I think that if a horse works well in a side pull, then the transition to a Bitless Bridle, should go okay, as long as the horse is eased into it. It will be a different pressure than the horse is used to, so I might start real soft, reward her smallest effort and build from there.


  1. I have been using the Dr.Cook bridle now for about 9 months. I have one for each of my two geldings. I got both of these horses from the same person and was told one of them does not take a bit at all and he gave me a mechanical hack to use with him. I was also told he likes to throw his head so it was suggested to use a tie down.

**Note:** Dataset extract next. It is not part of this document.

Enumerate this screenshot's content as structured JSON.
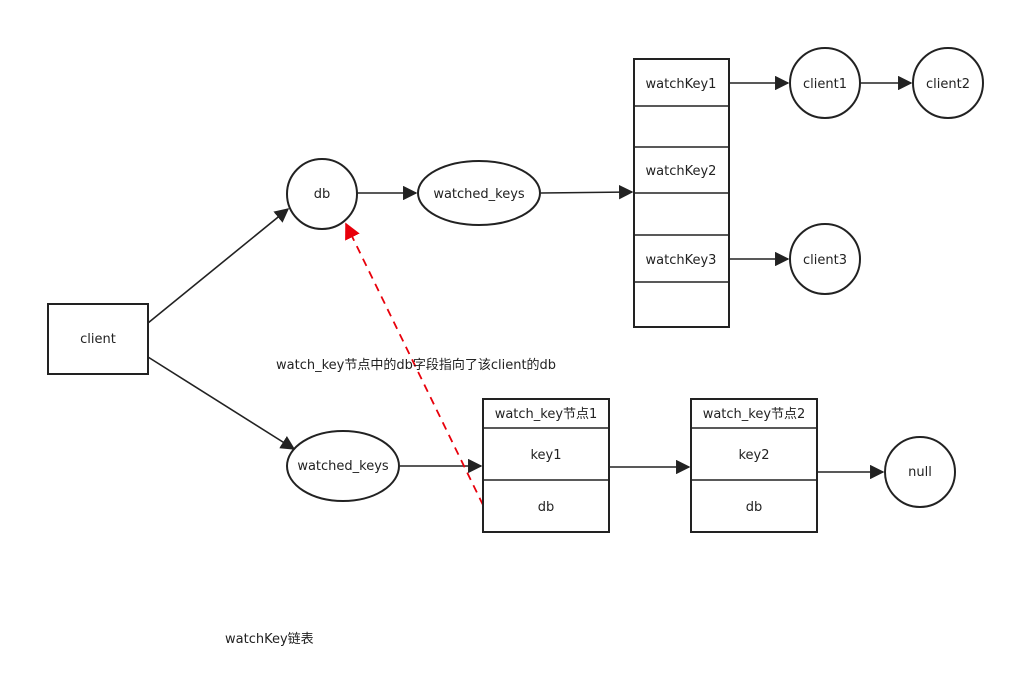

    To make this a little shorter, this horse works very well with the Dr. Cook but also does great with just a rope halter used like a hackamore.

    My other gelding, the one that will take a bit in his mouth also seems to be much better off with the Dr. Cook. I really did not have to do much to get him used to the pressure and he turns well and responds to light touch. He still has not learned completely to stop using both reins. More work to do there on my part. Its funny when I remove the Dr. Cook from this horse he still opens his mouth like I am taking a bit from him.

    Long winded response maybe but to summarize I really DO like the bitless bridles and think my horses fight them less than they do with a bit.

  2. My older appaloosa gelding hates any bit, but goes great in a rawhide hackamore or loping hackamore.
    I tired the DR Cook bitless bridle, and it was like magic, at first.
    The only thing that soured me on it and made me send it back, was if your horse gets his head set there is no way to get him turned. It only happened once but it was an interesting ride.
    I am a pretty strong guy and both hands pulling on one rein could not slow my horse down. It was my fault for being a second too slow to get him turned before he set his head, but my other bitless options are able to bump his head around without using any muscle.
    So I wouldn't recommend the Bitless Bridle except for a horse you are 100% sure of.
    It is a nice piece of tack, just not for the horse I tried it on.